It is often used to determine whether a value is within a certain range or not. When processing an image that is beyond a certain boundary range, I set the pixel to zero, or do I only set the vertex
In this process, we may need to perform a saturation process, as the following code is written:
if (val > 0 && val < 256){ // do something}else { // do something}
So I wrote the following function to discuss our problem.

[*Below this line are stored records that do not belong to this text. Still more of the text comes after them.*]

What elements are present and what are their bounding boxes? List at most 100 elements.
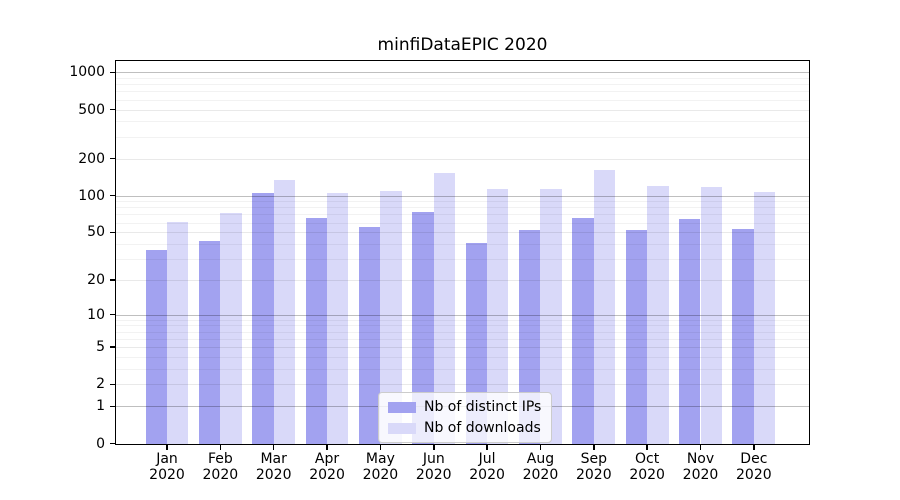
legend-label-nb-of-distinct-ips: Nb of distinct IPs	[424, 399, 542, 415]
x-axis-tick-oct	[646, 445, 648, 450]
legend-swatch-nb-of-distinct-ips	[388, 401, 416, 413]
gridline-2	[115, 384, 810, 386]
x-axis-tick-label-feb: Feb 2020	[202, 451, 239, 483]
x-axis-tick-sep	[593, 445, 595, 450]
x-axis-tick-label-nov: Nov 2020	[682, 451, 719, 483]
y-axis-tick-label-5: 5	[96, 339, 105, 356]
bar-nb-of-downloads-jan	[167, 221, 189, 445]
bar-nb-of-distinct-ips-may	[359, 227, 381, 445]
x-axis-tick-label-jun: Jun 2020	[415, 451, 452, 483]
legend: Nb of distinct IPs Nb of downloads	[378, 392, 553, 443]
bar-nb-of-distinct-ips-dec	[732, 229, 754, 445]
bar-nb-of-distinct-ips-aug	[519, 230, 541, 445]
y-axis-tick-5	[110, 346, 115, 348]
bar-nb-of-distinct-ips-apr	[305, 218, 328, 445]
x-axis-tick-jul	[486, 445, 488, 450]
x-axis-tick-apr	[326, 445, 328, 450]
y-axis-tick-label-50: 50	[87, 224, 105, 241]
gridline-7	[115, 331, 810, 333]
x-axis-tick-aug	[539, 445, 542, 450]
bar-nb-of-downloads-oct	[647, 185, 669, 445]
x-axis-tick-jan	[166, 445, 168, 450]
x-axis-tick-label-may: May 2020	[362, 451, 399, 483]
y-axis-tick-10	[110, 313, 115, 316]
gridline-30	[115, 259, 810, 261]
gridline-40	[115, 243, 810, 245]
bar-nb-of-distinct-ips-mar	[252, 192, 274, 445]
gridline-200	[115, 158, 810, 160]
y-axis-tick-50	[110, 231, 115, 234]
bar-nb-of-downloads-aug	[540, 189, 562, 445]
x-axis-tick-feb	[219, 445, 222, 450]
bar-nb-of-distinct-ips-feb	[198, 241, 221, 445]
x-axis-tick-label-dec: Dec 2020	[736, 451, 772, 483]
bar-nb-of-downloads-dec	[753, 191, 776, 445]
bars-layer	[115, 60, 810, 445]
x-axis-tick-label-aug: Aug 2020	[522, 451, 559, 483]
legend-label-nb-of-downloads: Nb of downloads	[424, 420, 541, 436]
bar-nb-of-downloads-jul	[487, 188, 509, 445]
x-axis-tick-jun	[433, 445, 435, 450]
legend-item-nb-of-distinct-ips: Nb of distinct IPs	[388, 399, 541, 415]
bar-nb-of-distinct-ips-oct	[625, 230, 648, 445]
x-axis-tick-dec	[753, 445, 755, 450]
gridline-6	[115, 338, 810, 340]
legend-item-nb-of-downloads: Nb of downloads	[388, 420, 541, 436]
y-axis-tick-1	[110, 405, 115, 407]
gridline-4	[115, 357, 810, 359]
y-axis-tick-label-200: 200	[78, 150, 105, 167]
y-axis-tick-label-20: 20	[87, 271, 105, 288]
x-axis-tick-label-mar: Mar 2020	[255, 451, 292, 483]
y-axis-tick-0	[110, 442, 115, 445]
y-axis-tick-200	[110, 157, 115, 160]
y-axis-tick-2	[110, 383, 115, 386]
gridline-10	[115, 314, 810, 316]
x-axis-tick-may	[379, 445, 382, 450]
gridline-100	[115, 195, 810, 197]
y-axis-tick-1000	[110, 71, 115, 74]
bar-nb-of-distinct-ips-jun	[412, 211, 434, 445]
bar-nb-of-distinct-ips-jan	[145, 249, 167, 445]
bar-nb-of-downloads-jun	[433, 172, 456, 445]
legend-swatch-nb-of-downloads	[388, 422, 416, 434]
y-axis-tick-500	[110, 108, 115, 111]
bar-nb-of-downloads-apr	[327, 192, 349, 445]
y-axis-tick-label-500: 500	[78, 101, 105, 118]
gridline-300	[115, 136, 810, 138]
x-axis-tick-mar	[272, 445, 275, 450]
gridline-50	[115, 232, 810, 234]
bar-nb-of-distinct-ips-sep	[572, 217, 594, 445]
gridline-90	[115, 201, 810, 203]
bar-nb-of-downloads-feb	[220, 213, 242, 445]
gridline-70	[115, 214, 810, 216]
x-axis-tick-label-jul: Jul 2020	[469, 451, 505, 483]
x-axis-tick-nov	[699, 445, 702, 450]
chart-title: minfiDataEPIC 2020	[377, 35, 548, 55]
y-axis-tick-label-2: 2	[96, 376, 105, 393]
y-axis-tick-label-0: 0	[96, 435, 105, 452]
plot-area	[115, 60, 810, 445]
gridline-9	[115, 319, 810, 321]
y-axis-tick-100	[110, 194, 115, 197]
gridline-3	[115, 369, 810, 371]
gridline-60	[115, 222, 810, 224]
gridline-800	[115, 84, 810, 86]
gridline-400	[115, 121, 810, 123]
grid-layer	[115, 60, 810, 445]
y-axis-tick-label-1: 1	[96, 398, 105, 415]
gridline-20	[115, 279, 810, 281]
gridline-700	[115, 91, 810, 93]
gridline-8	[115, 325, 810, 327]
gridline-5	[115, 347, 810, 349]
gridline-1000	[115, 72, 810, 74]
x-axis-tick-label-sep: Sep 2020	[575, 451, 612, 483]
bar-nb-of-downloads-mar	[273, 179, 296, 445]
gridline-500	[115, 109, 810, 111]
bar-nb-of-downloads-may	[380, 190, 402, 445]
gridline-80	[115, 207, 810, 209]
bar-nb-of-distinct-ips-nov	[679, 219, 701, 445]
gridline-900	[115, 78, 810, 79]
x-axis-tick-label-jan: Jan 2020	[149, 451, 185, 483]
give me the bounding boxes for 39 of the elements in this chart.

bool isRangAt1(int val, int min, int max){ if (val > min && val < max) { return true; } return false;}
This function is very simple. It is used to determine whether a value is within the range of (Min, max,
Of course, here I did not consider the fault tolerance handling of Min <Max;
Is there any other implementation method for this code? Of course, at least we can replace the if statement with a conditional statement, as shown below:
bool isRangAt2(int val, int min, int max){ return val <= min ? false : val < max ? true : false;}
Of course, I think the second implementation is better (from the perspective of the instructions generated by disassembly), but the readability may be worse. We also have another implementation
bool isRangAt3(int val, int min, int max){ return (val > min) ^ (val > max);}
The above three functions are similar, but the readability is decreasing and the efficiency should be increasing,
In particular, the third type is implemented using comparison and XOR operations, which eliminates the if statement jump and improves efficiency,
This is also a kind of optimization strategy in the Assembly. Of course, I also thought of this method at first. I showed it through release.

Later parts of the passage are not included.